Working from home can be both a blessing and a curse.
Sure, it’s great that you can start working even without getting out of your sweatpants or having to worry about traveling.
But, that also means you need to pay extra attention to how you’re managing your time to avoid procrastinating and continue to stay on top of your tasks.
Aside from that, working with a remote team can make it difficult to collaborate with the same efficiency as before, not to mention, it can cause your inbox to constantly be flooded with emails.
So, if you or any of your team members are struggling to keep up with their workload or failing to meet deadlines, you might want to try doing something called stand-up meetings.
What’s A Stand-Up Meeting?
A stand-up meeting is a 15-minute activity where you and your team gather to align your goals, report on your progress, and pinpoint any roadblocks you or your team might be facing.
Why is it called a stand-up meeting? It’s because, throughout the meeting, everyone has to remain standing up. Yep, we’re not kidding!
The idea behind this is that the strain from standing reminds everyone to keep the meeting brief and to the point.
As opposed to sitting, standing is also scientifically proven to keep people focused and attentive so they retain information better.
How Can A Stand-Up Meeting Help You?
By doing daily stand-up meetings, you and your team can help each other get a clearer understanding of what your priorities are and therefore, what each member needs to put at the top of their to-do list for the day. Stand-up meetings also give your team the opportunity to voice out their problems and identify which members can help ease those pain points.
It’s an excellent way for you and your team to stay up to speed on everyone’s progress and struggles and provide solutions to issues before they snowball into something more problematic.
How Do You Do A Stand-Up Meeting?
1. Pick a video conferencing app.
To start doing stand-up meetings, the first thing you need to do is find a video meeting tool.
Go for one that’s to navigate and has screen-sharing abilities so that everyone can easily present to the team any problems that they might need help with. We highly recommend Microsoft Teams. It’s what we use for our own stand-up meetings and online collaboration and you can use it for free. You can learn more about it here.
2. Decide on a meeting schedule.
For stand-up meetings, it’s ideal that you meet at least once a day before you begin working, but you can definitely adjust it according to your team’s availability. Consult with your team and decide on a schedule that works for everyone.
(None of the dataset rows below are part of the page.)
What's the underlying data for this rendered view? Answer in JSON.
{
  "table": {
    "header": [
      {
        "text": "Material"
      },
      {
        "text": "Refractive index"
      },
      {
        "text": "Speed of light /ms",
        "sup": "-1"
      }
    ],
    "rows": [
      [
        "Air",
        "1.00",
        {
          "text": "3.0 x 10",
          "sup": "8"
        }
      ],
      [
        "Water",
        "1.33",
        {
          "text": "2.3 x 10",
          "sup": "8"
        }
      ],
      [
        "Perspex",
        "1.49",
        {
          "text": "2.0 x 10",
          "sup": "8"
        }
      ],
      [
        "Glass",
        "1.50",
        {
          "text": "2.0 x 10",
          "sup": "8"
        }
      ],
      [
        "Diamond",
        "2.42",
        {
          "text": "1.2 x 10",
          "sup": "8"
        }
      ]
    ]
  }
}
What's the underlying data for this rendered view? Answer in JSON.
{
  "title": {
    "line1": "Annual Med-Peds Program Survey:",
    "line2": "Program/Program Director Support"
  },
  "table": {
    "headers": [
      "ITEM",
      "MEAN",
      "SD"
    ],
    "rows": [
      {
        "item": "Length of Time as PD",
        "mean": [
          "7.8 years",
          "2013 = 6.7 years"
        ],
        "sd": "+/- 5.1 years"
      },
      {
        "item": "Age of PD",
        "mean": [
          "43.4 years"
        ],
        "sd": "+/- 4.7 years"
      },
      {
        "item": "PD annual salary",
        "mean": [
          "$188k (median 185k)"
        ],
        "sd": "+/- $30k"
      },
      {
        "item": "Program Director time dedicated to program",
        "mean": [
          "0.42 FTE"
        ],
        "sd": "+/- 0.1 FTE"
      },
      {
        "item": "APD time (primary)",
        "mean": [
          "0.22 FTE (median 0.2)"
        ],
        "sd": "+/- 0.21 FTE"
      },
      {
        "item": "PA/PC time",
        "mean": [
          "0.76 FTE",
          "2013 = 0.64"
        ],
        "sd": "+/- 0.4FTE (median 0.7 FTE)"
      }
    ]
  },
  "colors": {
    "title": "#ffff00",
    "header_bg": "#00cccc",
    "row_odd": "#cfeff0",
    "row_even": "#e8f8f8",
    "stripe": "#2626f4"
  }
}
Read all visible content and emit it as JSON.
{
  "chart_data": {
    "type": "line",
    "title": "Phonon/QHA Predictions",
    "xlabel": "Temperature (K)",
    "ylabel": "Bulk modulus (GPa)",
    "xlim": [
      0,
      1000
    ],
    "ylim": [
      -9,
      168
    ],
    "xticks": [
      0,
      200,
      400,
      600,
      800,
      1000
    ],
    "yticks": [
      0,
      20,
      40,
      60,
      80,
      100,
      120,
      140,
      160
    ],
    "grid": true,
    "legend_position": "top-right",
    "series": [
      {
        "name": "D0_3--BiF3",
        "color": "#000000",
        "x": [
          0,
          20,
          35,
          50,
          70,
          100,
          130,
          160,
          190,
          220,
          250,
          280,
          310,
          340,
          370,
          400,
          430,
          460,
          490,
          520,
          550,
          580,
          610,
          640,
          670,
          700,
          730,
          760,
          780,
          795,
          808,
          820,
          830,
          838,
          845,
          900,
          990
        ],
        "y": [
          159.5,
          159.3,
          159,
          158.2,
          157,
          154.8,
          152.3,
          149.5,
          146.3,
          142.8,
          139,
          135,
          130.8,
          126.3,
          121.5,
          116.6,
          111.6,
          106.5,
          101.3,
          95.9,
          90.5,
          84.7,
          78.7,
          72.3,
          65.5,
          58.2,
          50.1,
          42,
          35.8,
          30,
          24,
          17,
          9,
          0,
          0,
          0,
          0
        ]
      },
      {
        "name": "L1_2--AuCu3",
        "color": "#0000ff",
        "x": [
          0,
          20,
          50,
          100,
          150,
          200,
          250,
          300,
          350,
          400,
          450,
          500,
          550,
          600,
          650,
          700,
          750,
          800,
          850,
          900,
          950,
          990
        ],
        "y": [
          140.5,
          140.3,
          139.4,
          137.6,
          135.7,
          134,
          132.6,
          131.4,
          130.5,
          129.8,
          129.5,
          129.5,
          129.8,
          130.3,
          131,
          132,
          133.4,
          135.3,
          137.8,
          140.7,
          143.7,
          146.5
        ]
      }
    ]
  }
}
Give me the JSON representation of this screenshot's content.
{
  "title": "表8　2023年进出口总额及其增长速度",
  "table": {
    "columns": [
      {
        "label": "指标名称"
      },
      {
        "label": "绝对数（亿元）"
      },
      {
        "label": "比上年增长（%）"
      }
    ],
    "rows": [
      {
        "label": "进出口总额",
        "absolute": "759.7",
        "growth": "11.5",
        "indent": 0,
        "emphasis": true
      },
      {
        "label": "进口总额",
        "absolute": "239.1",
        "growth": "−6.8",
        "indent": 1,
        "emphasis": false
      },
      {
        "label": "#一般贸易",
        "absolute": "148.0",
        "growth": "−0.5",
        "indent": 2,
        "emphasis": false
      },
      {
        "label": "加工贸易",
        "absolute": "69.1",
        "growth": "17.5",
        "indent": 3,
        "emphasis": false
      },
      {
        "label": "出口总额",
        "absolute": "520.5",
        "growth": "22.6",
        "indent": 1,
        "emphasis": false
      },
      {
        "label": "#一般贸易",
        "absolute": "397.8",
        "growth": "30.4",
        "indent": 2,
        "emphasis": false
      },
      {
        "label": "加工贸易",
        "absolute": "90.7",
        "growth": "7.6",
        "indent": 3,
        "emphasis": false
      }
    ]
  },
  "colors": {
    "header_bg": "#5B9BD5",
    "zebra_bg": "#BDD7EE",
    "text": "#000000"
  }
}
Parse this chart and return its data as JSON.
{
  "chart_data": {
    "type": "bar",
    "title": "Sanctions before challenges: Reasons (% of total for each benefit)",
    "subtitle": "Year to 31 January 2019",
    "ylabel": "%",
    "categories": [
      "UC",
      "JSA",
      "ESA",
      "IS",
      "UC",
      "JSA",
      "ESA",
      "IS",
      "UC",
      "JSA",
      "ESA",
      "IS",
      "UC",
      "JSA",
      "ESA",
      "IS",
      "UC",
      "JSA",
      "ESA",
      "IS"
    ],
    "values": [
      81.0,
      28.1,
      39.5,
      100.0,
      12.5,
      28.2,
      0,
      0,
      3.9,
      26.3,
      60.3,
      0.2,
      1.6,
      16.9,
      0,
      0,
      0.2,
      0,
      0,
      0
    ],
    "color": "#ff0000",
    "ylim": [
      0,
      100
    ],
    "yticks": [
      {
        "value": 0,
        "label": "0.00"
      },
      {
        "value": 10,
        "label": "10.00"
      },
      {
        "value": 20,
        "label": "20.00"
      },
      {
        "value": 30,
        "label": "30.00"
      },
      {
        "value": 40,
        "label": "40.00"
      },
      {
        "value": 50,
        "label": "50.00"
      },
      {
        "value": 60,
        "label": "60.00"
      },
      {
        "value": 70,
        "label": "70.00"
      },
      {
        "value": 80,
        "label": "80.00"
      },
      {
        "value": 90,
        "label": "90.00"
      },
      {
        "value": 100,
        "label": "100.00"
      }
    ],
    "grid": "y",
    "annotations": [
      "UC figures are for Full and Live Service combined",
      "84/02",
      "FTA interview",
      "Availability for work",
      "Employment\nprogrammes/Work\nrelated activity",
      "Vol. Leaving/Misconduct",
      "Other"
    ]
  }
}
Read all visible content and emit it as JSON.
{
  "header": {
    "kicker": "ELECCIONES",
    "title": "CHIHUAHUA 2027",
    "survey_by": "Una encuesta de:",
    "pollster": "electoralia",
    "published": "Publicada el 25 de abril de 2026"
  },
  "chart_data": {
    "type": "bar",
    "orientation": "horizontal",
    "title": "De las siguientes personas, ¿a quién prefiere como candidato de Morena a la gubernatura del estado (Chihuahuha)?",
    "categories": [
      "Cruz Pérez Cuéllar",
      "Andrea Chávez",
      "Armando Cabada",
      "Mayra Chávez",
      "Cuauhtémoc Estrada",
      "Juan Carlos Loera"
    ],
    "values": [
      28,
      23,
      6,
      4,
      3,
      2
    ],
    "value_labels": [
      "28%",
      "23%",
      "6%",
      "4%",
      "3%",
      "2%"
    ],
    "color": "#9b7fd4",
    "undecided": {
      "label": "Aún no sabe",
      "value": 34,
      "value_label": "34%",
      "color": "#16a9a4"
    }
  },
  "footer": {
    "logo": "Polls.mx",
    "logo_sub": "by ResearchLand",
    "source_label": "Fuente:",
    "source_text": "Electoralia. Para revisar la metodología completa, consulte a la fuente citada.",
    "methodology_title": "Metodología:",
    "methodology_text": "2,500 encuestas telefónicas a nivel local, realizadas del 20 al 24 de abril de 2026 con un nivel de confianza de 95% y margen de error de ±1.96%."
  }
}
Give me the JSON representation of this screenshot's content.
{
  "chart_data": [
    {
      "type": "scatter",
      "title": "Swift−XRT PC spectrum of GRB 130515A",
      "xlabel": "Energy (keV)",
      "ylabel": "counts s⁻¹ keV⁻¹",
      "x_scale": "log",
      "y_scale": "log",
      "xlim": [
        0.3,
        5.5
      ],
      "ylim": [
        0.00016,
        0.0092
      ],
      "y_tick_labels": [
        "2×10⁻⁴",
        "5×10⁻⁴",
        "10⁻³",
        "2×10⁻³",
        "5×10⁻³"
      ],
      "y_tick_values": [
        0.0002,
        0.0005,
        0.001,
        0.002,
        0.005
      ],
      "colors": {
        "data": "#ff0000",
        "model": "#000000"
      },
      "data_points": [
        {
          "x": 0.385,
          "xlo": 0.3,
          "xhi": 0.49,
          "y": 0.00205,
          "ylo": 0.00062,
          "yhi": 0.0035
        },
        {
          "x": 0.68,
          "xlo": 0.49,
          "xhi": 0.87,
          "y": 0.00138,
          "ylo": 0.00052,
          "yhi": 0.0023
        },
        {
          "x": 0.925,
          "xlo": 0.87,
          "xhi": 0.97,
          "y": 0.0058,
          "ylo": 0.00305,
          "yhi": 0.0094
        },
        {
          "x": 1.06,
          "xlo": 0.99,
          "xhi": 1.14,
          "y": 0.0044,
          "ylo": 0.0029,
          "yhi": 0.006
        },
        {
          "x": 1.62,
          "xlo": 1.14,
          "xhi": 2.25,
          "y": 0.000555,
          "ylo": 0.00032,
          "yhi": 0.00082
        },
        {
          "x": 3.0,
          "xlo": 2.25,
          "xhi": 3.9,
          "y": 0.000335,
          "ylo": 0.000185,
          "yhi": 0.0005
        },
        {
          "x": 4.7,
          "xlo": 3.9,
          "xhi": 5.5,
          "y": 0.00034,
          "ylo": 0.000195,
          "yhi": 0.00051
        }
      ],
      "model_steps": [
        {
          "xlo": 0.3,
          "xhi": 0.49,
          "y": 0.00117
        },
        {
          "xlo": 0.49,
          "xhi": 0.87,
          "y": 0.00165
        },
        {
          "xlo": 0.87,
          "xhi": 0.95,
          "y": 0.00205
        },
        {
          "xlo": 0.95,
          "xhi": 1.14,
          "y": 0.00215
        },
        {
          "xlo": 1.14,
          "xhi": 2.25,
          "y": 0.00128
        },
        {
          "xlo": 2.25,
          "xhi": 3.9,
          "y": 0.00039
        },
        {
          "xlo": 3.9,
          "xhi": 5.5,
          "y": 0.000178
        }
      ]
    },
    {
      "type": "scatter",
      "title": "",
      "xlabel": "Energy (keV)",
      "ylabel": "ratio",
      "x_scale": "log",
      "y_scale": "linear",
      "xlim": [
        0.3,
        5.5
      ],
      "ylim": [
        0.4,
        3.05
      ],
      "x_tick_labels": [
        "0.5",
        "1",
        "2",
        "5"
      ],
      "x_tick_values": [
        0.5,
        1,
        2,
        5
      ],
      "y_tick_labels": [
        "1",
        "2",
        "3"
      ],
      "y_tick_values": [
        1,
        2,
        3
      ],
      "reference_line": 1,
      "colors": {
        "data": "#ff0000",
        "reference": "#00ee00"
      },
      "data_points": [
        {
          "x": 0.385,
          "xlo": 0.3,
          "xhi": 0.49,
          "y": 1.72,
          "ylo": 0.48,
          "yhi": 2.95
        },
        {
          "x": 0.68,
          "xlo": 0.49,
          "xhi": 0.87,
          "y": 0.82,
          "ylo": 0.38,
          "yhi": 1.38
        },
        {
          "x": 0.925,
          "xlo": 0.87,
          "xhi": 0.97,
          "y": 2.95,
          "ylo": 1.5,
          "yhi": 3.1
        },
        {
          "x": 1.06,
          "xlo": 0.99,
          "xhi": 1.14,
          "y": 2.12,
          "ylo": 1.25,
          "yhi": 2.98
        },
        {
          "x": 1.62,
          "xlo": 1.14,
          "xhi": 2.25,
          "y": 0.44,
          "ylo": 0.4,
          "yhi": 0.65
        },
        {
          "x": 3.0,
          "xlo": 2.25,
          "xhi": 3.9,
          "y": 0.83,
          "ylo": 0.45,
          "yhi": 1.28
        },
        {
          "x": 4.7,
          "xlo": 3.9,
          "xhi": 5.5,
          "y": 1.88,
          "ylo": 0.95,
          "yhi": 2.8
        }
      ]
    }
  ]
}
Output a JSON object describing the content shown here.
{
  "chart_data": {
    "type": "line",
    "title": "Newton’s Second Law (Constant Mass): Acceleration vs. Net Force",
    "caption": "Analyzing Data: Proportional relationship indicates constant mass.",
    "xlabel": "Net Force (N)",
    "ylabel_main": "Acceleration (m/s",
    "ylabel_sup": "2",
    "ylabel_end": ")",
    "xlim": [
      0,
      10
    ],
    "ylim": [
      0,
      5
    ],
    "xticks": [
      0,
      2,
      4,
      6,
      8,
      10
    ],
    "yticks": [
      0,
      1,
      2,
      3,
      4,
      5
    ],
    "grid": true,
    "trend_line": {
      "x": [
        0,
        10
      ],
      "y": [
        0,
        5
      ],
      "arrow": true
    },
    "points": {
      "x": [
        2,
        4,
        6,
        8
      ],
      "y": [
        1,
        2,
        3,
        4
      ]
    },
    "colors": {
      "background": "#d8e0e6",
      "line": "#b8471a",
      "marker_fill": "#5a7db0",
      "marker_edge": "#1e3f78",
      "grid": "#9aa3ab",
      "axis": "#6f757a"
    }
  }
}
And once you’ve done so, make sure to stick to it.
If you agreed to meet every day from 8 AM to 8:15 AM, it’s important to start the meeting at 8 AM sharp whether or not the team is complete and remain within the 15-minute mark.
3. Always come prepared.
The meeting only lasts for 15 minutes so literally every second counts. Encourage your team members to prepare before the stand-up meeting starts to ensure that it stays brief and productive.
4. Stick with these 3 questions…
Here are the only three questions you need to ask:
- What have you accomplished since the last meeting?
- What do you plan to accomplish today?
- What issues are delaying your progress?
5. Keep answers short and concise.
Stand-up meetings aren’t the time for giving status reports, planning, problem-solving, or rambling about random topics. They’re simply meant to keep the team informed about what each member is doing and the problems that might be keeping them from finishing certain tasks.
While team members are encouraged to speak up about the problems that they can help solve during the meeting, all collaborations and brainstorming should be done after.
Stand-Up Meeting Best Practices
1. Time your meetings
One way to help you make sure that you don’t go over 15 minutes and everyone has an equal amount of time to speak is to use a timer for your meetings.
2. Keep your group small.
In a stand-up meeting, everyone is given their time to speak. If you have more than 15 people in your group, that leaves less than 1 minute of speaking time for each member. So keep your group small. If you have more than 15 members, you can divide yourself according to department, project, or whatever works for you and assign a team leader for each group.
3. No distractions.
When you’re doing a stand-up meeting, everyone should be 100% present and focused so it’s best to keep away from any distractions, like cellphones and TVs.Tell your team members to find someplace quiet in their homes and keep their phones on silent and avoid multi-tasking (checking their emails, answering messages, etc.) for the duration of the meeting.